Figure 5. BDNF/TrkB system mediates CAF-induced MMP9 expression in HNSCC cell lines

A–B. HNSCC cell lines were transfected with either empty vector (PGL3-Luc) or vector containing MMP9 promoter region (PGL3/MMP9-Luc) and incubated in conditioned media derived from normal fibroblast (NF-CM) or CAF (CAF-CM) for 24 Hrs. Cell lysates were collected and luciferase activity was measured for OSC19 (A) or HN5 (B). While conditioned media derived from NF failed to induce MMP9 activity, CAF-CM derived from CAFs transfected with MMP9 luciferase promoter region induced significantly higher level of luciferase activity, p<0.05. C–D. HNSCC cell line transfected with vector containing NT shRNA or TRK-B shRNA was doubly transfected with vector containing MMP9-Luc (pGL3-MMP9-Luc) and grown for 24 Hrs in NF-CM or CAF-CM. Inhibition of TRK-B expression in HNSCC cell lines by using TRKB shRNA attenuated MMP9 activity to similar level as conditioned media derived from a normal fibroblast. E. Exogenous application of recombinant BDNF in OSC19 restores MMP9 activity.

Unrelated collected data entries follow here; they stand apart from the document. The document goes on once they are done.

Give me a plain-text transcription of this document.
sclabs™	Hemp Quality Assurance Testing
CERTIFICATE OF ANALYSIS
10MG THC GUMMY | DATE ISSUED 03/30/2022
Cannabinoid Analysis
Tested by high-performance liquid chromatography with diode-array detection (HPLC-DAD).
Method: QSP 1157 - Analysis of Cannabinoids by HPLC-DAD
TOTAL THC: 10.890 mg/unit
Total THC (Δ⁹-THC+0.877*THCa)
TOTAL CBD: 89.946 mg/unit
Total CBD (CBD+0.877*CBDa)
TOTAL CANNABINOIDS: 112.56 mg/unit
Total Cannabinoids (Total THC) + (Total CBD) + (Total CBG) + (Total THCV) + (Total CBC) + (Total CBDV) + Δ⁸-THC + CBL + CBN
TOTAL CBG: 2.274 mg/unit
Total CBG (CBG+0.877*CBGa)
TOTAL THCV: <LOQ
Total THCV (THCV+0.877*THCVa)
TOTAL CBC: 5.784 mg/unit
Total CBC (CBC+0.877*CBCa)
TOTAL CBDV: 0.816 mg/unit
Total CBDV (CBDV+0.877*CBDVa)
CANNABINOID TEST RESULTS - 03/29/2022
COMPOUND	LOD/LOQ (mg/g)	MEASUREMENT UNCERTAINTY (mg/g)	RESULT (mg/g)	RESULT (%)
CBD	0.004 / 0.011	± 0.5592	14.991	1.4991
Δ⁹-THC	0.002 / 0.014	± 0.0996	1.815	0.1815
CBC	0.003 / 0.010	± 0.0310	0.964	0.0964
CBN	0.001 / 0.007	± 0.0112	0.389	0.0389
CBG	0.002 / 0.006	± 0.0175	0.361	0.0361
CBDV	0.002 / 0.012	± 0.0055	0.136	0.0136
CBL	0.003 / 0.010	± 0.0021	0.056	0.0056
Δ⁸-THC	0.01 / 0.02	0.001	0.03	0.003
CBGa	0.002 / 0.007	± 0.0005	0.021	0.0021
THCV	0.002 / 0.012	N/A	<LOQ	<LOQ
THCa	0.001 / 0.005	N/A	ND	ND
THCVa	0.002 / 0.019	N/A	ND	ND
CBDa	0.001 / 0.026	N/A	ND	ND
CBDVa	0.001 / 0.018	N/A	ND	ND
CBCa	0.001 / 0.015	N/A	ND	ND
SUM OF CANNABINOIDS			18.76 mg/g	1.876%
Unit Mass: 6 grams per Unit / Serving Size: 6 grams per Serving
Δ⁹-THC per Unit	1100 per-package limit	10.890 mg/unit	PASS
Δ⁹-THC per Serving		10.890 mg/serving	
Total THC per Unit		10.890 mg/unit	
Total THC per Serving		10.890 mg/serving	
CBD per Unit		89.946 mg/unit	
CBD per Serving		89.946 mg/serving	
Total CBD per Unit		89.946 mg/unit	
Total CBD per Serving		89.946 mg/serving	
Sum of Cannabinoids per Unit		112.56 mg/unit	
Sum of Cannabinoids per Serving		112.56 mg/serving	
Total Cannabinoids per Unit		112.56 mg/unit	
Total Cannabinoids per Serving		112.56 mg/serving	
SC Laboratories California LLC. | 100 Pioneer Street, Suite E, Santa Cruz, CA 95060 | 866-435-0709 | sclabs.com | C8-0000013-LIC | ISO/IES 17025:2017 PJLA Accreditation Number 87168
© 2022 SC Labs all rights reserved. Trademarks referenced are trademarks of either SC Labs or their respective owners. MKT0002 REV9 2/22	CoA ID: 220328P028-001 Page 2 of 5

Figure 6. CAFs promote tumor growth in mouse orthotopic models through TRK-B-BDNF signaling axis

A. Mice were co-injected in the tongue with OSC19-Luc transfected with a combination of NT shRNA or TRK-B shRNA and CAF to investigate the role of TRKB derived from HNSCC. Inhibition of TRKB in HNSCC significantly reduced tumor growth even in the presence of CAF. B. Mice were injected with OSC19 harboring luciferase (Luc) (2.5×10⁴) construct alone or OSC19 harboring luciferase construct with CAF, or with combination of OSC19-Luc and CAF with NT shRNA or a combination of OSC19-Luc and CAF with BDNF shRNA. Tumor growth was followed by measuring relative bioluminescence. A significantly higher in vivo bioluminescence intensity was correlated with co-injection of a combination of OSC19-Luc and CAF, p<0.05. However, tumor growth was significantly reduced in mice injected with a combination of OSC19-Luc and CAF in which expression of BDNF is inhibited by shRNA, p<0.001. C. Immunohistochemical staining for LYVE1 was performed on tissue sections derived from xenografts of mice co-injected with OSC19 luciferase and CAF harboring non-targeting HuSH or with OSC19-Luc and CAF harboring anti-BDNF Hush. Lymphangiogenic network was measured in the peritumoral region. Results showed that reduction of tumor growth in mice injected with a combination of OSC19-Luc and CAF/BDNF shRNA was associated with a significant decrease in the expression of LYVE, p<0.05.